Three years ago China was in the grip of a walnut investing bubble. In an episode akin to 17th century tulip mania, wealthy Chinese paid up to £3,000 (¥30,000) for a pair of walnuts which cost £36 (¥350) several years prior.
In the belief that rolling a nut in the palm of the hand is good for circulation, a huge industry of brokers and collectors was spawned, and the price of walnuts ballooned.
Fast forward to today, and China’s stock markets are the latest site of investment mania. The Shanghai Composite has soared 180 per cent in the last 12 months, but unsurprisingly this has not been accompanied by a sudden change in corporate health.
For the first time in China’s history, traders outnumber members of the Communist party. There are now a record 90m individual investors, according to recent statistics from the China Securities and Depository Co.
When that figure is set against the 87.8m Communist Party members, it is clear how culturally entrenched investment has become.
But perhaps the ultimate sign of how far investment fever has gripped ordinary Chinese is the fact that casinos are feeling the pinch. “Macau casinos have reported a halving of traffic from mainland China, and at the same time there has been a 15-fold increase in the number of China’s broking accounts. The activity has literally moved from the casinos to the stock market,” explains Paul Niven of F&C Asset Management.
From a Western perspective, China’s equity markets certainly look like a bubble. And it seems to have been pricked. In echoes of China’s last stock bubble in 2007-2008, the Shanghai Composite has swung wildly in the last few weeks. It slumped 22 per cent in the middle of June, putting it into official bear market territory, which is considered a fall of 20 per cent or more. It then bounced back, and ended the month seven per cent lower.
Since every aspect of China’s economy is normally tightly controlled, the rapid rise in the stock market has been described as a “state-sanctioned bull run”. But as the markets rose ever higher, the big question has been whether the authorities would move to calm the market before things became too wild. “The authorities have a nasty habit of stepping in and stopping animal spirits getting too far out of hand,” explains Justin Oliver from Canaccord Genuity Wealth Management.
STEMMING THE RUN
This seems to have begun. In mid-June the local securities regulator banned stock market brokers from working with so-called umbrella trusts, which provide investors with margin funding for stock speculation.

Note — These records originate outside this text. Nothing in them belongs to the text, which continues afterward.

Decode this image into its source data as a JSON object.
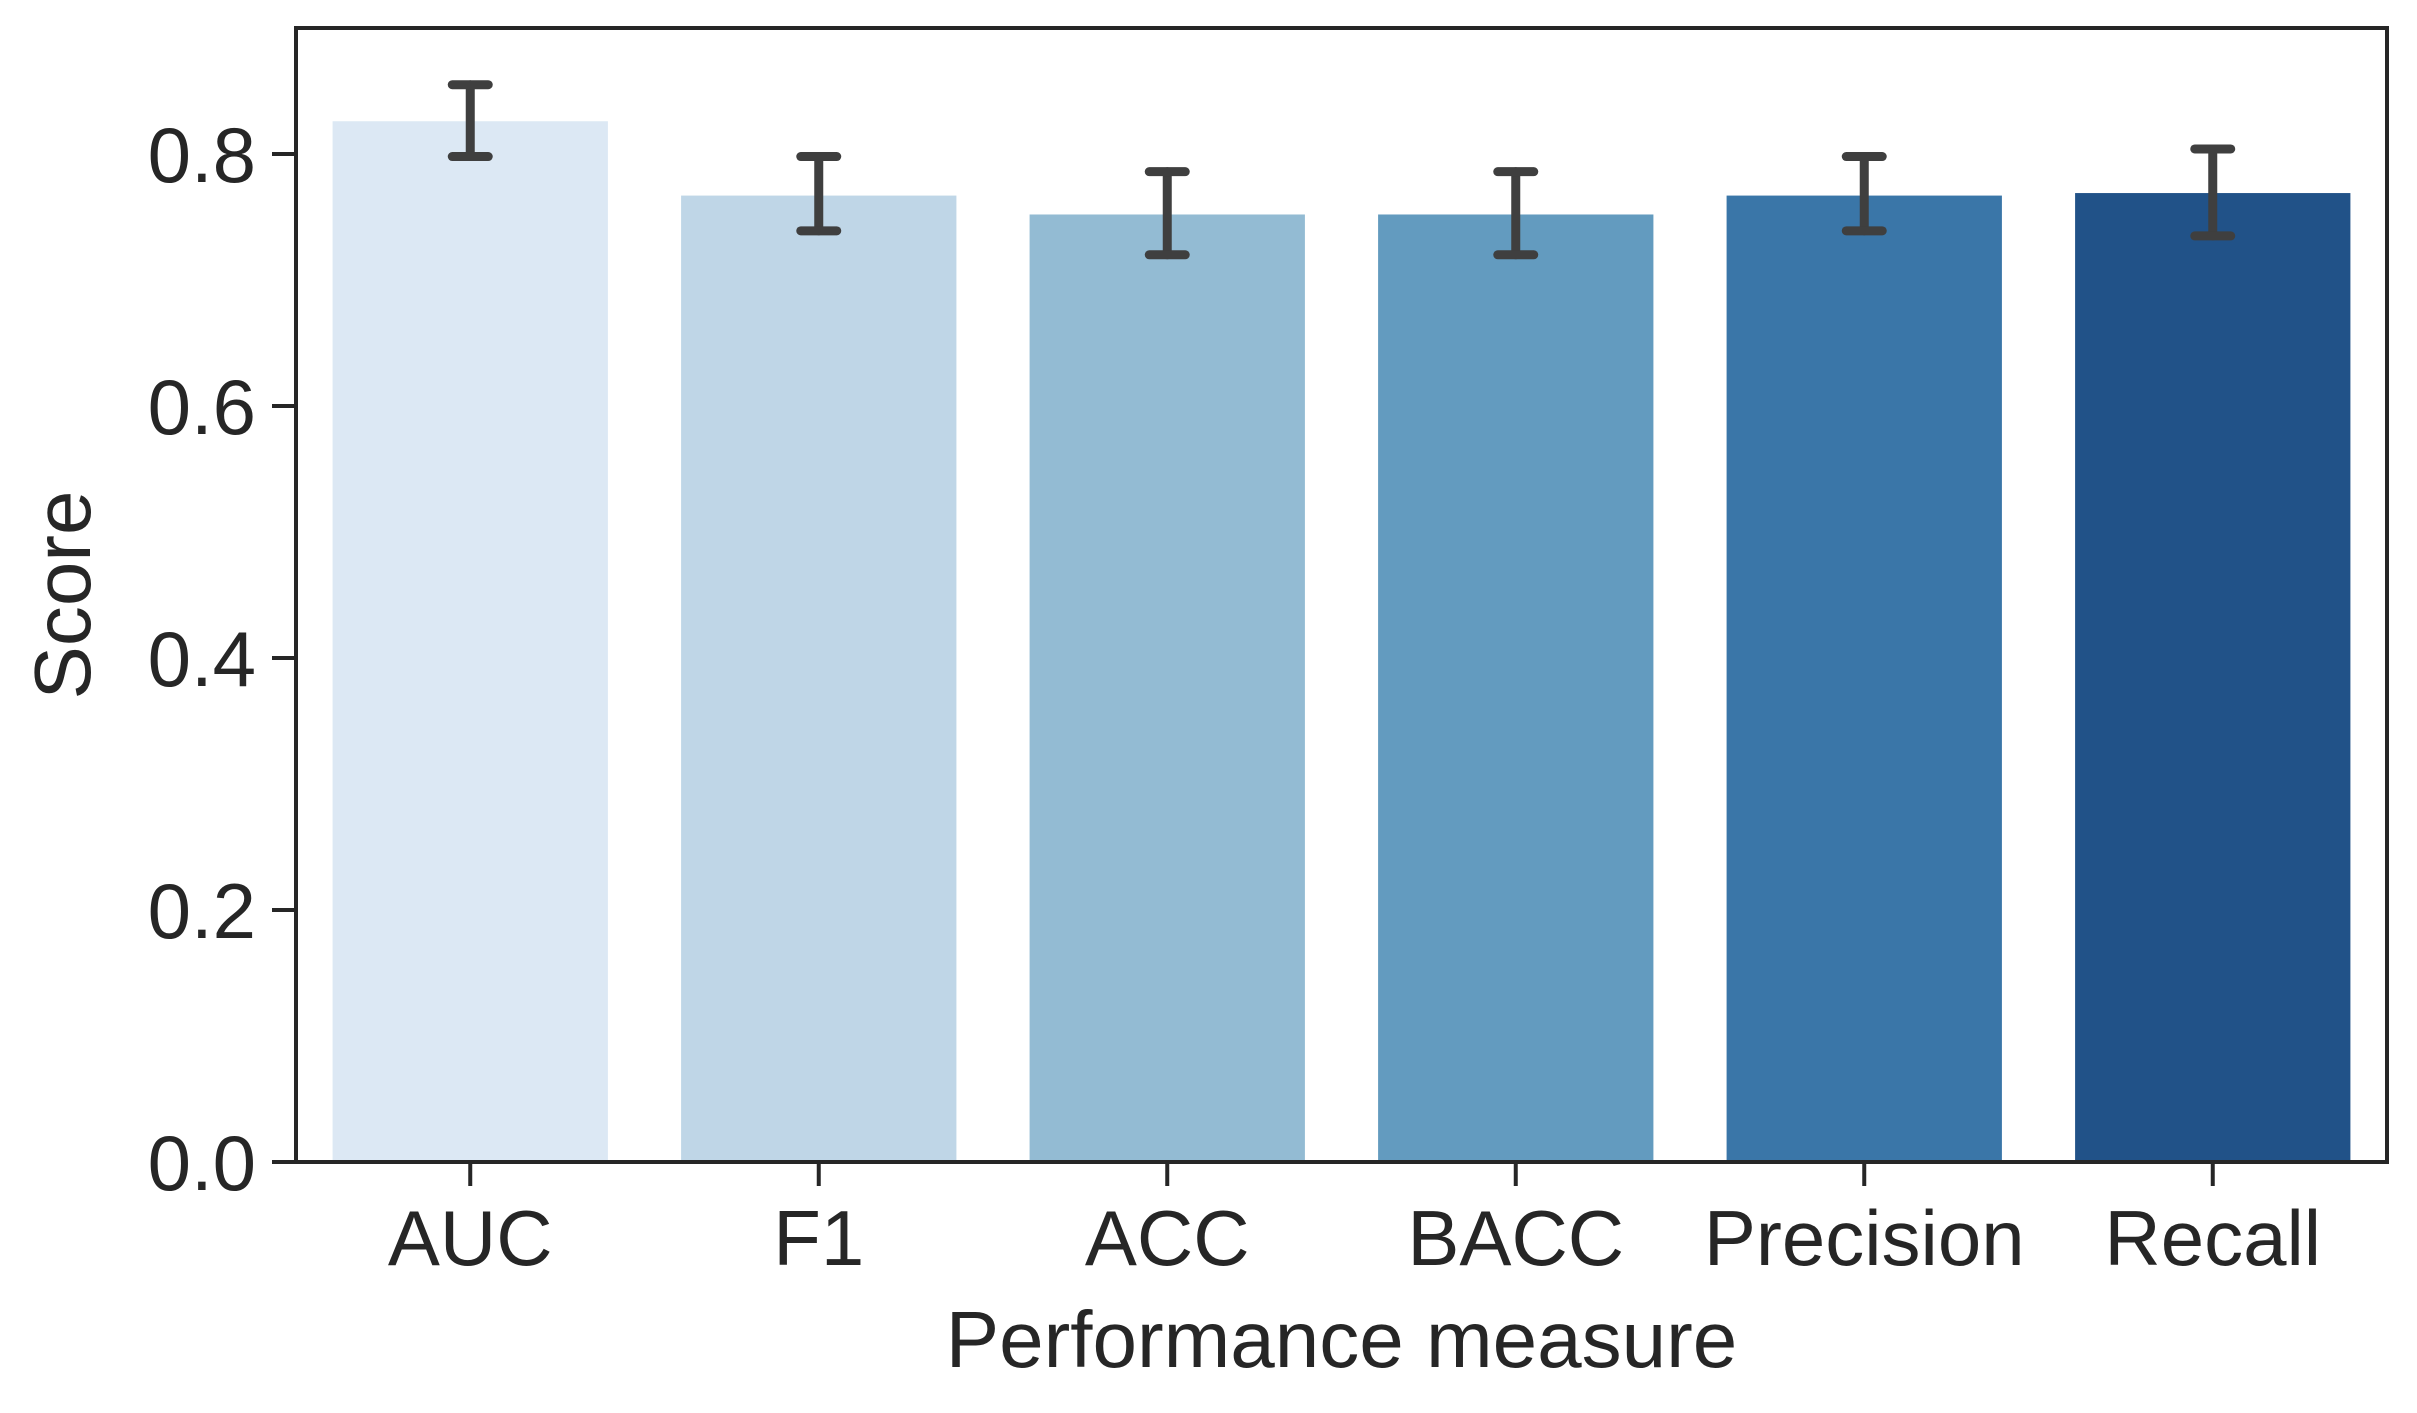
{
  "chart_data": {
    "type": "bar",
    "categories": [
      "AUC",
      "F1",
      "ACC",
      "BACC",
      "Precision",
      "Recall"
    ],
    "values": [
      0.826,
      0.767,
      0.752,
      0.752,
      0.767,
      0.769
    ],
    "error_low": [
      0.798,
      0.739,
      0.72,
      0.72,
      0.739,
      0.735
    ],
    "error_high": [
      0.855,
      0.798,
      0.786,
      0.786,
      0.798,
      0.804
    ],
    "colors": [
      "#dce8f4",
      "#bfd6e7",
      "#93bbd3",
      "#639bbf",
      "#3a76a8",
      "#215288"
    ],
    "error_color": "#3f3f3f",
    "xlabel": "Performance measure",
    "ylabel": "Score",
    "ylim": [
      0,
      0.9
    ],
    "yticks": [
      0.0,
      0.2,
      0.4,
      0.6,
      0.8
    ],
    "ytick_labels": [
      "0.0",
      "0.2",
      "0.4",
      "0.6",
      "0.8"
    ],
    "grid": false,
    "legend": "none"
  }
}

This appears to have been the immediate trigger for the fall in the stock market, says Mark Williams from Capital Economics.
It remains to be seen whether further measures to quell the market will be introduced, or if the bubble has indeed begun to burst.

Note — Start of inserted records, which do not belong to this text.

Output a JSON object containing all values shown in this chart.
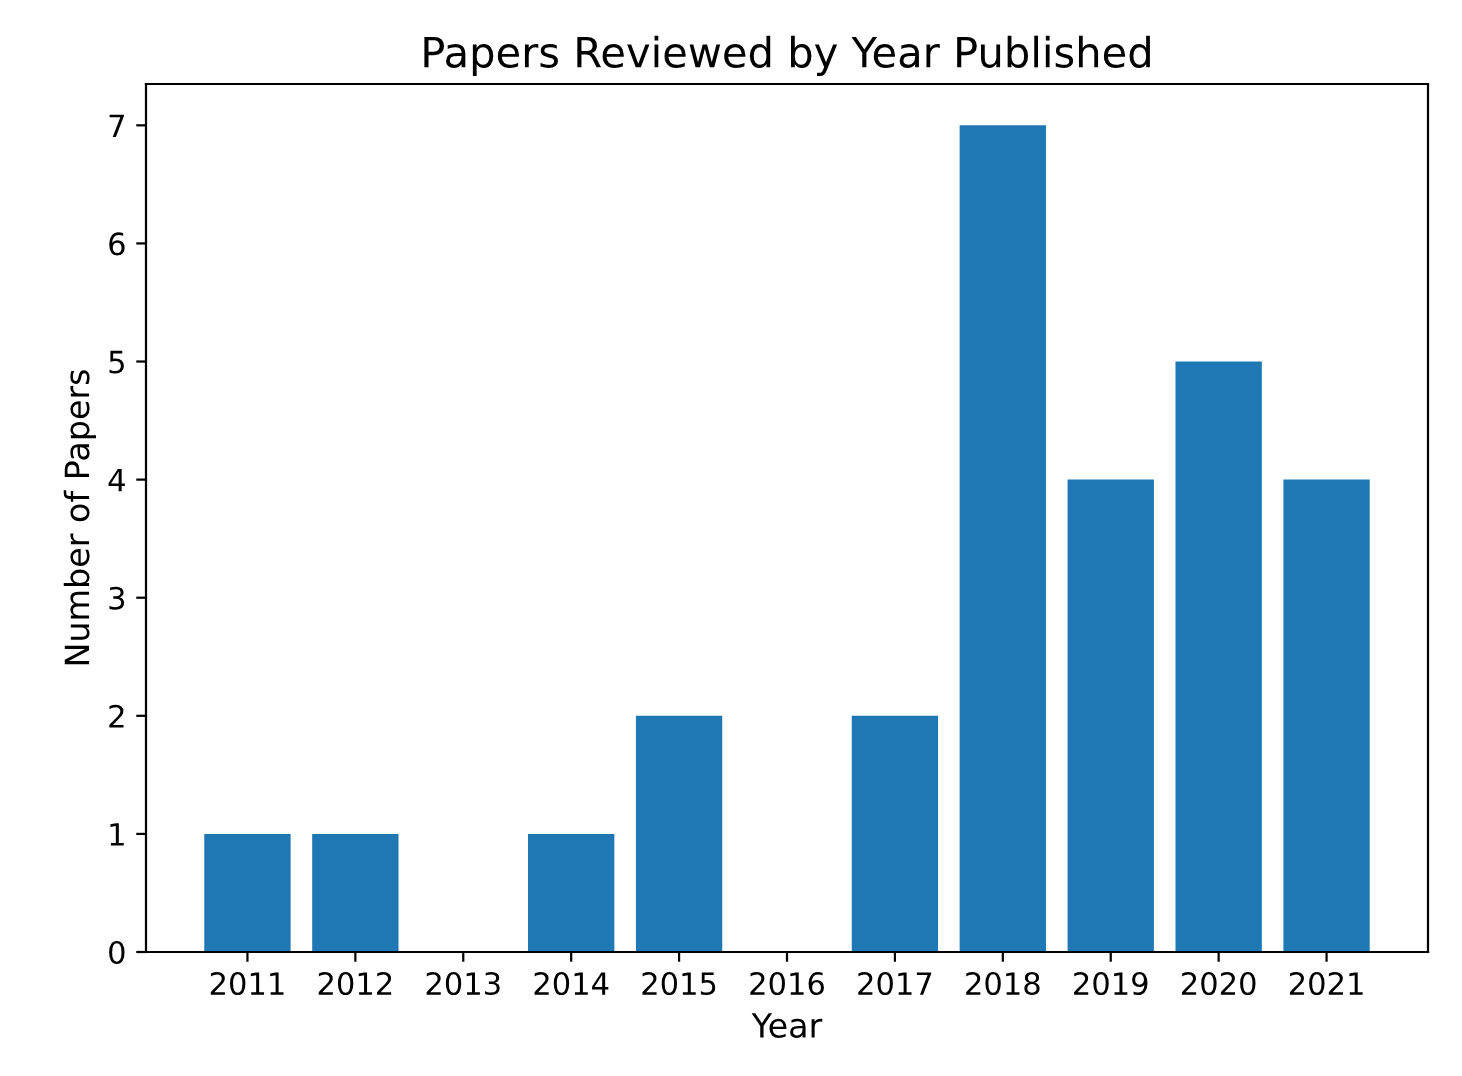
{
  "chart_data": {
    "type": "bar",
    "title": "Papers Reviewed by Year Published",
    "xlabel": "Year",
    "ylabel": "Number of Papers",
    "categories": [
      "2011",
      "2012",
      "2013",
      "2014",
      "2015",
      "2016",
      "2017",
      "2018",
      "2019",
      "2020",
      "2021"
    ],
    "values": [
      1,
      1,
      0,
      1,
      2,
      0,
      2,
      7,
      4,
      5,
      4
    ],
    "color": "#1f77b4",
    "ylim": [
      0,
      7.35
    ],
    "yticks": [
      0,
      1,
      2,
      3,
      4,
      5,
      6,
      7
    ],
    "grid": false
  }
}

Western investors have been watching from the sidelines, both bemused and curious. Foreigners currently own less than two per cent of Chinese stocks by market capitalisation, so the effect on overseas investors will have been minimal. But there is no doubt that China will one day soon play a much bigger part in Western investor portfolios.

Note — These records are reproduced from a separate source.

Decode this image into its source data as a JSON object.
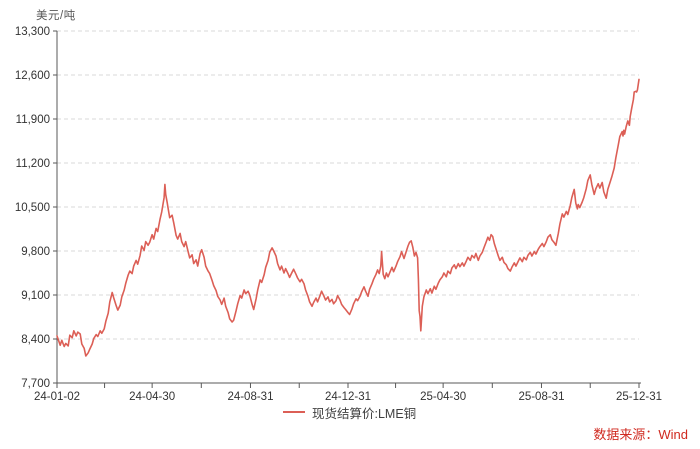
{
  "chart": {
    "unit_label": "美元/吨",
    "legend_label": "现货结算价:LME铜",
    "source_text": "数据来源：Wind"
  },
  "chart_data": {
    "type": "line",
    "title": "",
    "ylabel": "美元/吨",
    "xlabel": "",
    "ylim": [
      7700,
      13300
    ],
    "y_tick_step": 700,
    "y_tick_labels": [
      "7,700",
      "8,400",
      "9,100",
      "9,800",
      "10,500",
      "11,200",
      "11,900",
      "12,600",
      "13,300"
    ],
    "grid": "horizontal-dashed",
    "legend_position": "bottom-center",
    "x_unit": "days since 2024-01-02",
    "x_ticks": [
      {
        "day": 0,
        "label": "24-01-02"
      },
      {
        "day": 119,
        "label": "24-04-30"
      },
      {
        "day": 242,
        "label": "24-08-31"
      },
      {
        "day": 364,
        "label": "24-12-31"
      },
      {
        "day": 483,
        "label": "25-04-30"
      },
      {
        "day": 606,
        "label": "25-08-31"
      },
      {
        "day": 728,
        "label": "25-12-31"
      }
    ],
    "colors": {
      "line": "#dc5f56",
      "axis": "#595959",
      "grid": "#d9d9d9",
      "tick_label": "#333333",
      "source_text": "#d02a20"
    },
    "series": [
      {
        "name": "现货结算价:LME铜",
        "color": "#dc5f56",
        "points": [
          [
            0,
            8450
          ],
          [
            4,
            8300
          ],
          [
            6,
            8380
          ],
          [
            9,
            8280
          ],
          [
            11,
            8330
          ],
          [
            14,
            8290
          ],
          [
            16,
            8460
          ],
          [
            19,
            8420
          ],
          [
            21,
            8530
          ],
          [
            24,
            8450
          ],
          [
            26,
            8510
          ],
          [
            29,
            8480
          ],
          [
            31,
            8320
          ],
          [
            34,
            8250
          ],
          [
            36,
            8130
          ],
          [
            39,
            8180
          ],
          [
            41,
            8240
          ],
          [
            44,
            8320
          ],
          [
            46,
            8410
          ],
          [
            49,
            8470
          ],
          [
            51,
            8440
          ],
          [
            54,
            8530
          ],
          [
            56,
            8490
          ],
          [
            59,
            8560
          ],
          [
            61,
            8680
          ],
          [
            64,
            8810
          ],
          [
            66,
            8990
          ],
          [
            69,
            9140
          ],
          [
            71,
            9050
          ],
          [
            74,
            8930
          ],
          [
            76,
            8860
          ],
          [
            79,
            8940
          ],
          [
            81,
            9070
          ],
          [
            84,
            9180
          ],
          [
            86,
            9290
          ],
          [
            89,
            9420
          ],
          [
            91,
            9480
          ],
          [
            94,
            9440
          ],
          [
            96,
            9560
          ],
          [
            99,
            9650
          ],
          [
            101,
            9590
          ],
          [
            104,
            9730
          ],
          [
            106,
            9880
          ],
          [
            109,
            9810
          ],
          [
            111,
            9950
          ],
          [
            114,
            9890
          ],
          [
            116,
            9940
          ],
          [
            119,
            10060
          ],
          [
            121,
            9990
          ],
          [
            124,
            10160
          ],
          [
            126,
            10110
          ],
          [
            129,
            10310
          ],
          [
            131,
            10420
          ],
          [
            134,
            10650
          ],
          [
            135,
            10860
          ],
          [
            136,
            10700
          ],
          [
            138,
            10560
          ],
          [
            139,
            10480
          ],
          [
            141,
            10330
          ],
          [
            144,
            10370
          ],
          [
            146,
            10250
          ],
          [
            149,
            10050
          ],
          [
            151,
            9990
          ],
          [
            154,
            10080
          ],
          [
            156,
            9950
          ],
          [
            159,
            9870
          ],
          [
            161,
            9950
          ],
          [
            164,
            9790
          ],
          [
            166,
            9690
          ],
          [
            169,
            9740
          ],
          [
            171,
            9600
          ],
          [
            174,
            9660
          ],
          [
            176,
            9560
          ],
          [
            179,
            9760
          ],
          [
            181,
            9820
          ],
          [
            184,
            9700
          ],
          [
            186,
            9560
          ],
          [
            189,
            9480
          ],
          [
            191,
            9440
          ],
          [
            194,
            9330
          ],
          [
            196,
            9250
          ],
          [
            199,
            9170
          ],
          [
            201,
            9080
          ],
          [
            204,
            9020
          ],
          [
            206,
            8950
          ],
          [
            209,
            9050
          ],
          [
            211,
            8920
          ],
          [
            214,
            8820
          ],
          [
            216,
            8720
          ],
          [
            219,
            8670
          ],
          [
            221,
            8700
          ],
          [
            224,
            8850
          ],
          [
            226,
            8960
          ],
          [
            229,
            9090
          ],
          [
            231,
            9050
          ],
          [
            234,
            9180
          ],
          [
            236,
            9120
          ],
          [
            239,
            9160
          ],
          [
            241,
            9100
          ],
          [
            244,
            8950
          ],
          [
            246,
            8870
          ],
          [
            249,
            9040
          ],
          [
            251,
            9180
          ],
          [
            254,
            9340
          ],
          [
            256,
            9300
          ],
          [
            259,
            9420
          ],
          [
            261,
            9540
          ],
          [
            264,
            9650
          ],
          [
            266,
            9780
          ],
          [
            269,
            9850
          ],
          [
            271,
            9800
          ],
          [
            274,
            9720
          ],
          [
            276,
            9600
          ],
          [
            279,
            9500
          ],
          [
            281,
            9560
          ],
          [
            284,
            9450
          ],
          [
            286,
            9520
          ],
          [
            289,
            9440
          ],
          [
            291,
            9380
          ],
          [
            294,
            9460
          ],
          [
            296,
            9510
          ],
          [
            299,
            9430
          ],
          [
            301,
            9370
          ],
          [
            304,
            9310
          ],
          [
            306,
            9350
          ],
          [
            309,
            9280
          ],
          [
            311,
            9180
          ],
          [
            314,
            9080
          ],
          [
            316,
            8990
          ],
          [
            319,
            8920
          ],
          [
            321,
            8980
          ],
          [
            324,
            9050
          ],
          [
            326,
            8990
          ],
          [
            329,
            9090
          ],
          [
            331,
            9160
          ],
          [
            334,
            9080
          ],
          [
            336,
            9020
          ],
          [
            339,
            9070
          ],
          [
            341,
            8990
          ],
          [
            344,
            9030
          ],
          [
            346,
            8960
          ],
          [
            349,
            9010
          ],
          [
            351,
            9090
          ],
          [
            354,
            9020
          ],
          [
            356,
            8950
          ],
          [
            359,
            8900
          ],
          [
            361,
            8870
          ],
          [
            364,
            8820
          ],
          [
            366,
            8790
          ],
          [
            369,
            8880
          ],
          [
            371,
            8960
          ],
          [
            374,
            9040
          ],
          [
            376,
            9010
          ],
          [
            379,
            9080
          ],
          [
            381,
            9150
          ],
          [
            384,
            9230
          ],
          [
            386,
            9160
          ],
          [
            389,
            9080
          ],
          [
            391,
            9190
          ],
          [
            394,
            9280
          ],
          [
            396,
            9350
          ],
          [
            399,
            9430
          ],
          [
            401,
            9500
          ],
          [
            403,
            9440
          ],
          [
            405,
            9560
          ],
          [
            406,
            9790
          ],
          [
            408,
            9430
          ],
          [
            410,
            9360
          ],
          [
            412,
            9450
          ],
          [
            414,
            9390
          ],
          [
            417,
            9480
          ],
          [
            419,
            9540
          ],
          [
            421,
            9470
          ],
          [
            424,
            9560
          ],
          [
            426,
            9630
          ],
          [
            429,
            9710
          ],
          [
            431,
            9790
          ],
          [
            434,
            9680
          ],
          [
            436,
            9760
          ],
          [
            439,
            9880
          ],
          [
            441,
            9940
          ],
          [
            443,
            9960
          ],
          [
            445,
            9860
          ],
          [
            447,
            9720
          ],
          [
            449,
            9780
          ],
          [
            451,
            9690
          ],
          [
            452,
            9350
          ],
          [
            453,
            8850
          ],
          [
            454,
            8760
          ],
          [
            455,
            8530
          ],
          [
            457,
            8920
          ],
          [
            459,
            9070
          ],
          [
            462,
            9180
          ],
          [
            464,
            9120
          ],
          [
            467,
            9200
          ],
          [
            469,
            9130
          ],
          [
            472,
            9240
          ],
          [
            474,
            9190
          ],
          [
            477,
            9290
          ],
          [
            479,
            9340
          ],
          [
            482,
            9390
          ],
          [
            484,
            9450
          ],
          [
            487,
            9390
          ],
          [
            489,
            9480
          ],
          [
            492,
            9440
          ],
          [
            494,
            9530
          ],
          [
            497,
            9580
          ],
          [
            499,
            9520
          ],
          [
            502,
            9600
          ],
          [
            504,
            9550
          ],
          [
            507,
            9610
          ],
          [
            509,
            9560
          ],
          [
            512,
            9640
          ],
          [
            514,
            9700
          ],
          [
            517,
            9650
          ],
          [
            519,
            9730
          ],
          [
            522,
            9690
          ],
          [
            524,
            9760
          ],
          [
            527,
            9650
          ],
          [
            529,
            9720
          ],
          [
            532,
            9780
          ],
          [
            534,
            9850
          ],
          [
            537,
            9950
          ],
          [
            539,
            10020
          ],
          [
            541,
            9970
          ],
          [
            543,
            10060
          ],
          [
            545,
            10030
          ],
          [
            547,
            9920
          ],
          [
            549,
            9840
          ],
          [
            552,
            9720
          ],
          [
            554,
            9650
          ],
          [
            557,
            9700
          ],
          [
            559,
            9620
          ],
          [
            562,
            9580
          ],
          [
            564,
            9520
          ],
          [
            567,
            9480
          ],
          [
            569,
            9540
          ],
          [
            572,
            9610
          ],
          [
            574,
            9560
          ],
          [
            577,
            9640
          ],
          [
            579,
            9690
          ],
          [
            582,
            9630
          ],
          [
            584,
            9700
          ],
          [
            587,
            9660
          ],
          [
            589,
            9730
          ],
          [
            592,
            9780
          ],
          [
            594,
            9720
          ],
          [
            597,
            9790
          ],
          [
            599,
            9750
          ],
          [
            602,
            9830
          ],
          [
            604,
            9870
          ],
          [
            607,
            9920
          ],
          [
            609,
            9870
          ],
          [
            612,
            9950
          ],
          [
            614,
            10020
          ],
          [
            617,
            10060
          ],
          [
            619,
            9980
          ],
          [
            622,
            9930
          ],
          [
            624,
            9890
          ],
          [
            627,
            10080
          ],
          [
            629,
            10230
          ],
          [
            632,
            10390
          ],
          [
            634,
            10340
          ],
          [
            637,
            10430
          ],
          [
            639,
            10380
          ],
          [
            642,
            10520
          ],
          [
            644,
            10650
          ],
          [
            647,
            10780
          ],
          [
            649,
            10560
          ],
          [
            651,
            10470
          ],
          [
            652,
            10540
          ],
          [
            654,
            10490
          ],
          [
            657,
            10580
          ],
          [
            659,
            10650
          ],
          [
            662,
            10790
          ],
          [
            664,
            10920
          ],
          [
            667,
            11010
          ],
          [
            669,
            10860
          ],
          [
            672,
            10700
          ],
          [
            674,
            10790
          ],
          [
            677,
            10870
          ],
          [
            679,
            10800
          ],
          [
            682,
            10890
          ],
          [
            684,
            10740
          ],
          [
            687,
            10640
          ],
          [
            689,
            10780
          ],
          [
            692,
            10900
          ],
          [
            694,
            10980
          ],
          [
            697,
            11120
          ],
          [
            699,
            11280
          ],
          [
            702,
            11480
          ],
          [
            704,
            11620
          ],
          [
            707,
            11700
          ],
          [
            708,
            11630
          ],
          [
            709,
            11720
          ],
          [
            710,
            11660
          ],
          [
            712,
            11780
          ],
          [
            714,
            11870
          ],
          [
            716,
            11800
          ],
          [
            717,
            11940
          ],
          [
            719,
            12080
          ],
          [
            721,
            12210
          ],
          [
            722,
            12330
          ],
          [
            724,
            12340
          ],
          [
            725,
            12330
          ],
          [
            726,
            12360
          ],
          [
            728,
            12530
          ]
        ]
      }
    ]
  }
}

The big shift will come when investment index providers such as MSCI begin to include mainland Chinese shares – known as A shares – in their indices. When this happens, passive investment funds tracking emerging market indices will be forced to buy up local Chinese equities. Billions of pounds of investor cash will pour into the market
Last month MSCI decided to hold off from adding A shares to its benchmarks. But others in the market including Vanguard and FTSE Russell have pressed on with including mainland shares in their indices, bringing the inevitable moment when China goes mainstream ever closer.